P v. Greed Power and Light Company

P v. Greed Power and Light Company


On June 1st at 4 a.m., following two days of heavy rain, a flood wiped out the housing development at Rancho Mudslide. The cause of the flood was the collapse of the dam five miles upstream from the development. The dam was built and owned by the Greed Power & Light Company. P, individually and on behalf of the class of residents of Rancho Mudslide, has sued Greed for $5 million in actual property damages and $50 million in punitive damages, alleging that Greed was negligent in building and maintaining the dam.

The following evidentiary problems came to light at the pretrial conference. How would you resolve each of them?

(1) P proposes to call Meyer, the president of the Rancho Mudslide Homeowner's Association, to testify that on May 25 he was at the dam site and that an engineer who had been sent to repair a sluice said to him, "This repair won't do much good if there is a heavy rain. The whole system is bad."

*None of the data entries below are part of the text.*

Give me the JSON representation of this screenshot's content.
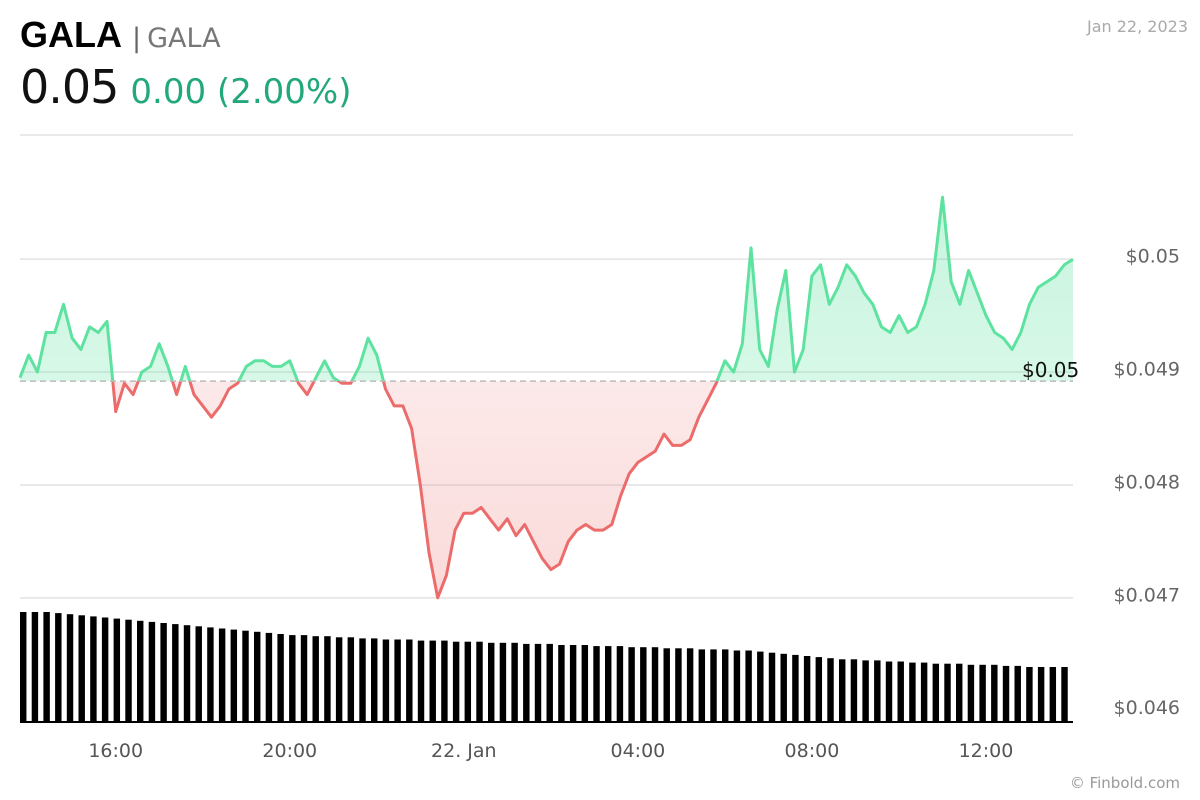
{
  "header": {
    "symbol": "GALA",
    "separator": "|",
    "name": "GALA",
    "price": "0.05",
    "change": "0.00 (2.00%)",
    "date": "Jan 22, 2023"
  },
  "credit": "© Finbold.com",
  "colors": {
    "up": "#5ee2a0",
    "down": "#ec6b6b",
    "change_text": "#22a879",
    "grid": "#e2e2e2",
    "volume": "#000000"
  },
  "chart_data": {
    "type": "area",
    "title": "",
    "xlabel": "",
    "ylabel": "",
    "ylim": [
      0.0459,
      0.0511
    ],
    "baseline": 0.04892,
    "baseline_label": "$0.05",
    "x_ticks": [
      "16:00",
      "20:00",
      "22. Jan",
      "04:00",
      "08:00",
      "12:00"
    ],
    "x_tick_positions_hours": [
      16,
      20,
      24,
      28,
      32,
      36
    ],
    "x_range_hours": [
      13.8,
      38.0
    ],
    "y_ticks": [
      0.05,
      0.049,
      0.048,
      0.047,
      0.046
    ],
    "y_tick_labels": [
      "$0.05",
      "$0.049",
      "$0.048",
      "$0.047",
      "$0.046"
    ],
    "grid": true,
    "series": [
      {
        "hours": [
          13.8,
          14.0,
          14.2,
          14.4,
          14.6,
          14.8,
          15.0,
          15.2,
          15.4,
          15.6,
          15.8,
          16.0,
          16.2,
          16.4,
          16.6,
          16.8,
          17.0,
          17.2,
          17.4,
          17.6,
          17.8,
          18.0,
          18.2,
          18.4,
          18.6,
          18.8,
          19.0,
          19.2,
          19.4,
          19.6,
          19.8,
          20.0,
          20.2,
          20.4,
          20.6,
          20.8,
          21.0,
          21.2,
          21.4,
          21.6,
          21.8,
          22.0,
          22.2,
          22.4,
          22.6,
          22.8,
          23.0,
          23.2,
          23.4,
          23.6,
          23.8,
          24.0,
          24.2,
          24.4,
          24.6,
          24.8,
          25.0,
          25.2,
          25.4,
          25.6,
          25.8,
          26.0,
          26.2,
          26.4,
          26.6,
          26.8,
          27.0,
          27.2,
          27.4,
          27.6,
          27.8,
          28.0,
          28.2,
          28.4,
          28.6,
          28.8,
          29.0,
          29.2,
          29.4,
          29.6,
          29.8,
          30.0,
          30.2,
          30.4,
          30.6,
          30.8,
          31.0,
          31.2,
          31.4,
          31.6,
          31.8,
          32.0,
          32.2,
          32.4,
          32.6,
          32.8,
          33.0,
          33.2,
          33.4,
          33.6,
          33.8,
          34.0,
          34.2,
          34.4,
          34.6,
          34.8,
          35.0,
          35.2,
          35.4,
          35.6,
          35.8,
          36.0,
          36.2,
          36.4,
          36.6,
          36.8,
          37.0,
          37.2,
          37.4,
          37.6,
          37.8,
          38.0
        ],
        "values": [
          0.04895,
          0.04915,
          0.049,
          0.04935,
          0.04935,
          0.0496,
          0.0493,
          0.0492,
          0.0494,
          0.04935,
          0.04945,
          0.04865,
          0.0489,
          0.0488,
          0.049,
          0.04905,
          0.04925,
          0.04905,
          0.0488,
          0.04905,
          0.0488,
          0.0487,
          0.0486,
          0.0487,
          0.04885,
          0.0489,
          0.04905,
          0.0491,
          0.0491,
          0.04905,
          0.04905,
          0.0491,
          0.0489,
          0.0488,
          0.04895,
          0.0491,
          0.04895,
          0.0489,
          0.0489,
          0.04905,
          0.0493,
          0.04915,
          0.04885,
          0.0487,
          0.0487,
          0.0485,
          0.048,
          0.0474,
          0.047,
          0.0472,
          0.0476,
          0.04775,
          0.04775,
          0.0478,
          0.0477,
          0.0476,
          0.0477,
          0.04755,
          0.04765,
          0.0475,
          0.04735,
          0.04725,
          0.0473,
          0.0475,
          0.0476,
          0.04765,
          0.0476,
          0.0476,
          0.04765,
          0.0479,
          0.0481,
          0.0482,
          0.04825,
          0.0483,
          0.04845,
          0.04835,
          0.04835,
          0.0484,
          0.0486,
          0.04875,
          0.0489,
          0.0491,
          0.049,
          0.04925,
          0.0501,
          0.0492,
          0.04905,
          0.04955,
          0.0499,
          0.049,
          0.0492,
          0.04985,
          0.04995,
          0.0496,
          0.04975,
          0.04995,
          0.04985,
          0.0497,
          0.0496,
          0.0494,
          0.04935,
          0.0495,
          0.04935,
          0.0494,
          0.0496,
          0.0499,
          0.05055,
          0.0498,
          0.0496,
          0.0499,
          0.0497,
          0.0495,
          0.04935,
          0.0493,
          0.0492,
          0.04935,
          0.0496,
          0.04975,
          0.0498,
          0.04985,
          0.04995,
          0.05
        ]
      }
    ],
    "volume": {
      "note": "relative bar heights, decreasing left to right",
      "values": [
        1.0,
        1.0,
        1.0,
        0.99,
        0.98,
        0.97,
        0.96,
        0.95,
        0.94,
        0.93,
        0.92,
        0.91,
        0.9,
        0.89,
        0.88,
        0.87,
        0.86,
        0.85,
        0.84,
        0.83,
        0.82,
        0.81,
        0.8,
        0.79,
        0.79,
        0.78,
        0.78,
        0.77,
        0.77,
        0.76,
        0.76,
        0.75,
        0.75,
        0.75,
        0.74,
        0.74,
        0.74,
        0.73,
        0.73,
        0.73,
        0.72,
        0.72,
        0.72,
        0.71,
        0.71,
        0.71,
        0.7,
        0.7,
        0.7,
        0.69,
        0.69,
        0.69,
        0.68,
        0.68,
        0.68,
        0.67,
        0.67,
        0.67,
        0.66,
        0.66,
        0.66,
        0.65,
        0.65,
        0.64,
        0.63,
        0.62,
        0.61,
        0.6,
        0.59,
        0.58,
        0.57,
        0.57,
        0.56,
        0.56,
        0.55,
        0.55,
        0.54,
        0.54,
        0.53,
        0.53,
        0.53,
        0.52,
        0.52,
        0.52,
        0.51,
        0.51,
        0.5,
        0.5,
        0.5,
        0.5
      ]
    }
  }
}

(2) P proposes to call Harry, the engineer's husband, to testify that his wife told him when she came home from work on May 25 that "the repairs she had made would not do any good if there was a heavy rain because the whole system was bad."

(3) P proposes to call Clark Kent, a reporter for the Mudslide Muckraker, to testify that, upon learning of the catastrophe, he called up Rockeyfellow, the president of Greed, at 5 a.m. on June 1 for a reaction. Kent will testify that upon hearing what had happened, Rockeyfellow said, "Oh my God, the sluice system must have failed. We were negligent in maintaining it."

(4) P proposes to call Stoole, a Greed employee, to testify that a report by the Rancid Corporation, an outside consulting firm, prepared for the company ten years ago when the decision to build the dam was being made, states, "The soil at the suggested dam site is too porous. In case of heavy rain, there would be danger of collapse and flooding of the land downstream."

(5) D proposes to call Harbinger, its vice-president for public relations, to testify that eight years ago he sent a letter to all owners of land in the then-proposed Rancho Mudslide development, informing them that the proposed development lay in the path of any water discharge from the dam and that a property owner would be foolish and negligent to build a residence in that location.